I brought Revenge home from the radio station at the time it was released. Mercury Records was pushing “Domino” as the lead-off track, and nobody expected the song or album to do anything. That’s just a nice way of saying that I had no intention of adding Revenge to the station’s playlist and wanted to listen to the album at home for a good laugh.
Admittedly, they looked pretty silly as grunge godfathers, all decked out in leather and jeans, so I was expecting an album worth of comedy gold with Revenge.
Talk to most Kiss fans and they’ll agree that Revenge is not a good Kiss album and is usually cited as a misstep.
Maybe that’s why I don’t mind it; it doesn’t sound like Kiss that much. The funny thing is, it sounded like the way Kiss should have sounded to me, if that makes any sense. Bob Ezrin punched the entire goddamn performance way up, so the thing is loud, annoying, and completely boisterous. That’s what I thought Kiss should have sounded like from day one, so when I began this dumb idea of reviewing every Kiss album ever made and found that most of their shit-particularly their early stuff-it blew my mind that a band so over-the-top managed to release some of the most tepid shit ever known to hard rock.

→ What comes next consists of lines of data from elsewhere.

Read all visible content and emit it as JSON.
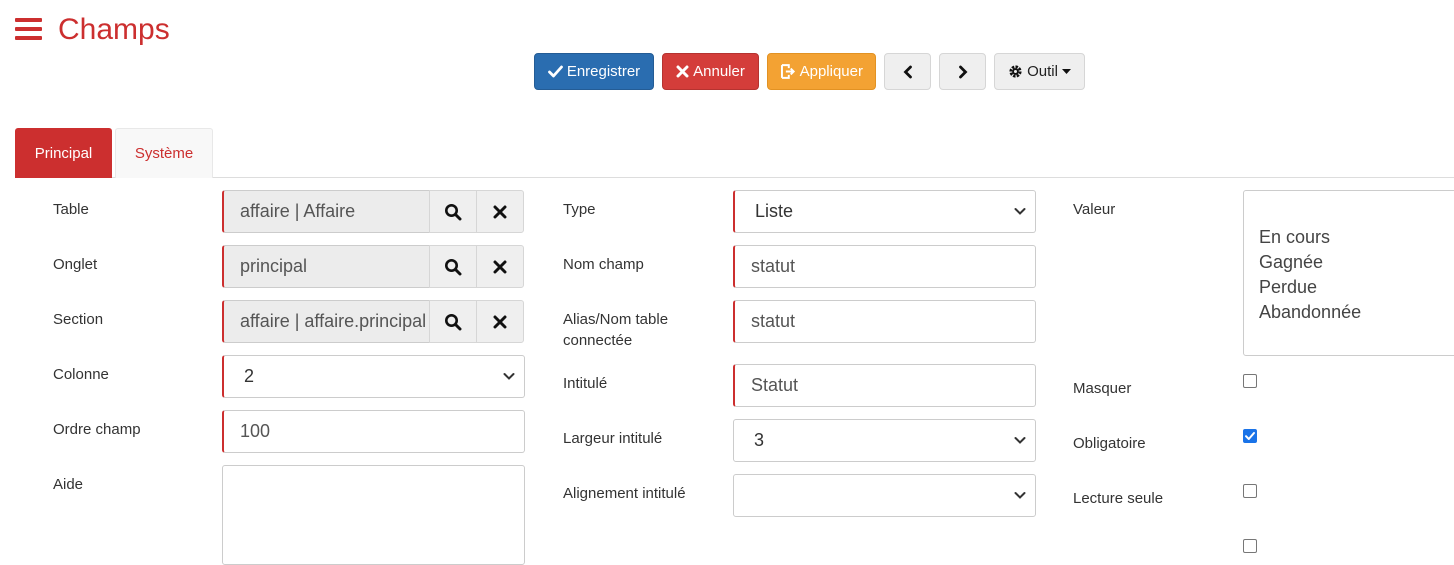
{
  "header": {
    "title": "Champs"
  },
  "toolbar": {
    "save_label": "Enregistrer",
    "cancel_label": "Annuler",
    "apply_label": "Appliquer",
    "tool_label": "Outil"
  },
  "tabs": [
    {
      "label": "Principal",
      "active": true
    },
    {
      "label": "Système",
      "active": false
    }
  ],
  "left": {
    "table_label": "Table",
    "table_value": "affaire | Affaire",
    "onglet_label": "Onglet",
    "onglet_value": "principal",
    "section_label": "Section",
    "section_value": "affaire | affaire.principal",
    "colonne_label": "Colonne",
    "colonne_value": "2",
    "ordre_label": "Ordre champ",
    "ordre_value": "100",
    "aide_label": "Aide",
    "aide_value": ""
  },
  "middle": {
    "type_label": "Type",
    "type_value": "Liste",
    "nom_label": "Nom champ",
    "nom_value": "statut",
    "alias_label_1": "Alias/Nom table",
    "alias_label_2": "connectée",
    "alias_value": "statut",
    "intitule_label": "Intitulé",
    "intitule_value": "Statut",
    "largeur_label": "Largeur intitulé",
    "largeur_value": "3",
    "alignement_label": "Alignement intitulé",
    "alignement_value": ""
  },
  "right": {
    "valeur_label": "Valeur",
    "valeur_lines": [
      "En cours",
      "Gagnée",
      "Perdue",
      "Abandonnée"
    ],
    "masquer_label": "Masquer",
    "masquer_checked": false,
    "obligatoire_label": "Obligatoire",
    "obligatoire_checked": true,
    "lecture_label": "Lecture seule",
    "lecture_checked": false
  },
  "colors": {
    "brand_red": "#cc2f2f",
    "primary_blue": "#2a6db0",
    "danger_red": "#d43d3a",
    "warning_orange": "#f3a233"
  },
  "icons": {
    "menu": "hamburger-menu-icon",
    "save": "check-icon",
    "cancel": "times-icon",
    "apply": "apply-icon",
    "prev": "chevron-left-icon",
    "next": "chevron-right-icon",
    "tool": "gear-icon",
    "search": "search-icon",
    "clear": "times-icon"
  }
}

The drums are punched way up in the mix and the guitars have a bunch of bite. Stanley is still the most annoying fuck ever, but at least when everything else has balls, you can tolerate his nonsense like “Wave your panties in the air/Lick your lips and shake your hair.”

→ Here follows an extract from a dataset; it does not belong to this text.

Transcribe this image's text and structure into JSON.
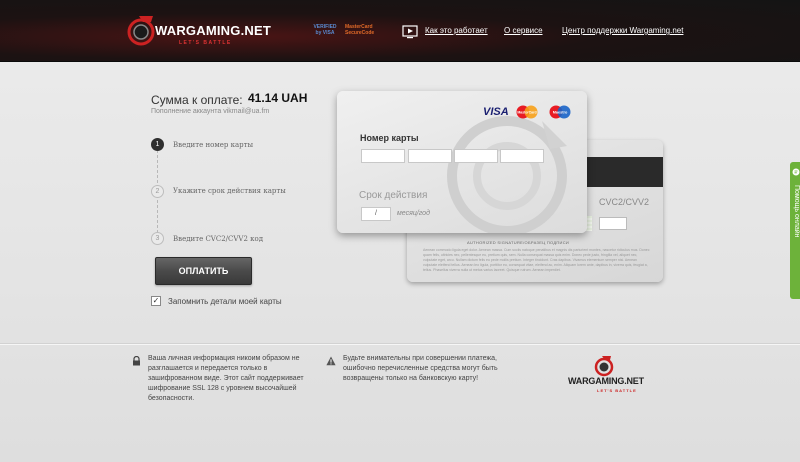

Ironically, Gene Simmons-usually the gold standard for stupid Kiss songs-ends up shining a bit on Revenge. The aforementioned “Domino” has a total AC/DC rip for a guitar lick and even showcases Simmons doing a raunchy vocal take. He repeats it again on “Thou Shalt Not” and the first song that finds him doing a little vocal scatting, “Spit.”
I didn’t say Revenge was smart or groundbreaking, I’m merely suggesting that it’s ok as far as big, dumb hard rock goes and it’s actually good in terms of Kiss’ normal fodder of all bark and no bite.
Aside from the embarrassing grunge imagredy, Revenge also suffers from that 90’s problem of being too long for its own good. There’s no reason that “Carr Jam ’81,” a pointless drum solo by the (then) recently departed drummer Eric Carr, needs tacked on to the end of the album. And at the risk of sounding heartless, the solo itself isn’t that good.
Then there’s “God Gave Rock & Roll To You,” the closest thing to a hit on Revenge, thanks to its placement on the Bill & Ted movie from that same year. It doesn’t have the same bite as the rest of the album and was obviously included to get buyers on the fence to shell out their $15 bucks on a Kiss album.
Which is exactly what Gene and Paul wanted people to do with this album, but when the initial success of Revenge proved to be very short lived, the pair shitcanned the Revenge hired guns and brought back Peter and Ace for a real money-making reunion.
Because playing rock and roll like Kiss briefly did on Revenge must have proven to be too much work for them to handle.